What are the reasons not to use random values in unittests?

Question

I've read the questions regarding the use of random values in unit-tests and, well, I still don't quite understand what the argument against random values is.

I'm trying to understand because I've had an entire course dedicated to testing while I was doing my Masters in SE. The course focused heavily on random value generation, set theory and Hoare Logic. Maybe those ideas were without merit but I don't see why to be quite frank.

Why using random values is a good idea

The reasoning during the course was as follows.

If I have a Unit Under Test (UUT) which has a string parameter in its signature then, the UUT's post-condition predicate should remain true when I pass any element from the set of all strings.

Hence, I should be able to pass the UUT a random string value. I.e. a randomly selected element from the set of all strings.

If the UUT has a precondition predicate for the string parameter then, the UUT's post-condition predicate should remain true when I pass any element from the set of all strings for which the precondition predicate is true.

Hence, I should be able to pass the UUT a random string value for which the precondition predicate is true. I.e. a randomly selected element from the set of all strings for which the precondition predicate is true.

So what is the argument against random values?

Following this logic, I do not understand what the argument is against using random values in unit-tests. If my UUT has a parameter then, its value should be expected to vary. Parameters are variables after all.

If the parameter value should not be expected to vary then, the parameter can be removed because it's a constant.

If I only test a UUT with a constant then, what am I really testing except for a single value from an ocean of valid values?

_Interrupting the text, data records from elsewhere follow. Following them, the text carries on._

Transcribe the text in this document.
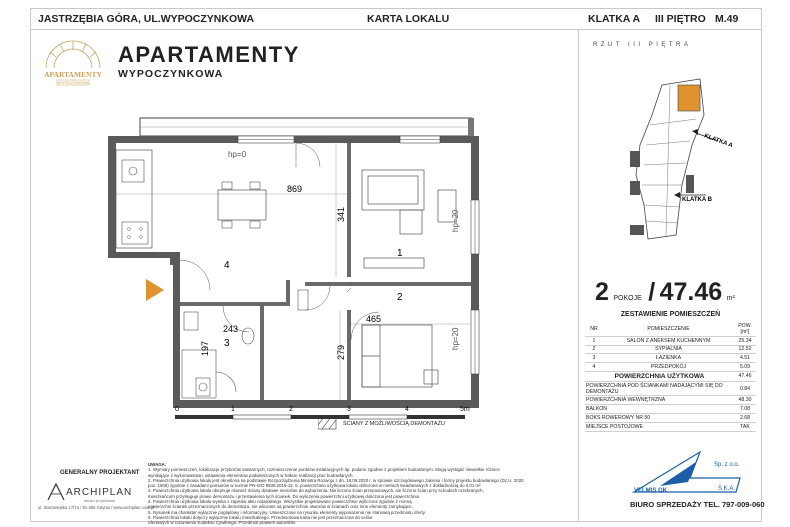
JASTRZĘBIA GÓRA, UL.WYPOCZYNKOWA	KARTA LOKALU	KLATKA A III PIĘTRO M.49
APARTAMENTY
WYPOCZYNKOWA
APARTAMENTY
WYPOCZYNKOWA
hp=0
hp=20
hp=20
869
341
465
279
243
197
1
2
3
4
RZUT III PIĘTRA
KLATKA A
KLATKA B
2 POKOJE / 47.46 m²
ZESTAWIENIE POMIESZCZEŃ
NR	POMIESZCZENIE	POW. [m²]
1	SALON Z ANEKSEM KUCHENNYM	25.34
2	SYPIALNIA	12.52
3	ŁAZIENKA	4.51
4	PRZEDPOKÓJ	5.09
POWIERZCHNIA UŻYTKOWA		47.46
POWIERZCHNIA POD ŚCIANKAMI NADAJĄCYMI SIĘ DO DEMONTAŻU		0.84
POWIERZCHNIA WEWNĘTRZNA		48.30
BALKON		7.08
BOKS ROWEROWY NR 50		2.68
MIEJSCE POSTOJOWE		TAK
0	1	2	3	4	5m
ŚCIANY Z MOŻLIWOŚCIĄ DEMONTAŻU
UWAGA:
1. Wymiary pomieszczeń, lokalizacje przyborów sanitarnych, rozmieszczenie punktów instalacyjnych itp. podano zgodnie z projektem budowlanym. Mogą wystąpić niewielkie różnice
wynikające z wykonawstwa i ustawienia elementów podwieszonych w trakcie realizacji prac budowlanych.
2. Powierzchnia użytkowa lokalu jest określona na podstawie Rozporządzenia Ministra Rozwoju z dn. 18.09.2020 r. w sprawie szczegółowego zakresu i formy projektu budowlanego (Dz.U. 2020
poz. 1609) zgodnie z zasadami pomiarów w normie PN-ISO 9836:2015-12. 5. powierzchnia użytkowa lokalu obliczona w metrach kwadratowych z dokładnością do 0,01 m²
3. Powierzchnia użytkowa lokalu obejmuje również ściany działowe nienośne do wyburzenia. Nie liczono ścian przepustowych, nie liczono ścian przy schodach rozebranych,
mieszkańcom przysługuje prawo demontażu i przestawienia tych ścianek. Do wyliczenia powierzchni użytkowej doliczona jest powierzchnia
4. Powierzchnia użytkowa lokalu wynika z zapisów aktu notarialnego. Wszystkie projektowane powierzchnie wyliczone zgodnie z normą
powierzchni ścianek przeznaczonych do demontażu, nie wliczane są powierzchnie otworów w ścianach oraz inne elementy zamykające.
5. Rysunek ma charakter wyłącznie poglądowy i informacyjny. Umieszczone na rysunku elementy wyposażenia nie stanowią przedmiotu oferty.
6. Powierzchnia lokalu dotyczy wyłącznie lokalu mieszkalnego. Przedmiotowa karta nie jest przeznaczona do celów
ofertowych w rozumieniu Kodeksu Cywilnego. Przedmiot prawem autorskim.
GENERALNY PROJEKTANT
ARCHIPLAN
studio projektowe
ul. Starowiejska 17/7a / 81-356 Gdynia / www.archiplan.com.pl
VELMIS GK
Sp. z o.o.
S.K.A.
BIURO SPRZEDAŻY TEL. 797-009-060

A unit-test should be written in such a way that it can never fail because you've used a random value. If it does fail then, it does not do so because of the random value. Unless, the random value generator no longer generates values that match the precondition predicate or, it never has.

The only argument I could make against using random values is that people do not understand how the values are being generated. Hence, they find it "hard to debug". However, this is not an argument against random values in unit-tests. It is a reason to improve people's understanding.

Note that I am disregarding the "repeatability" of unit-tests on purpose. It is a given that a proper seed is to be used.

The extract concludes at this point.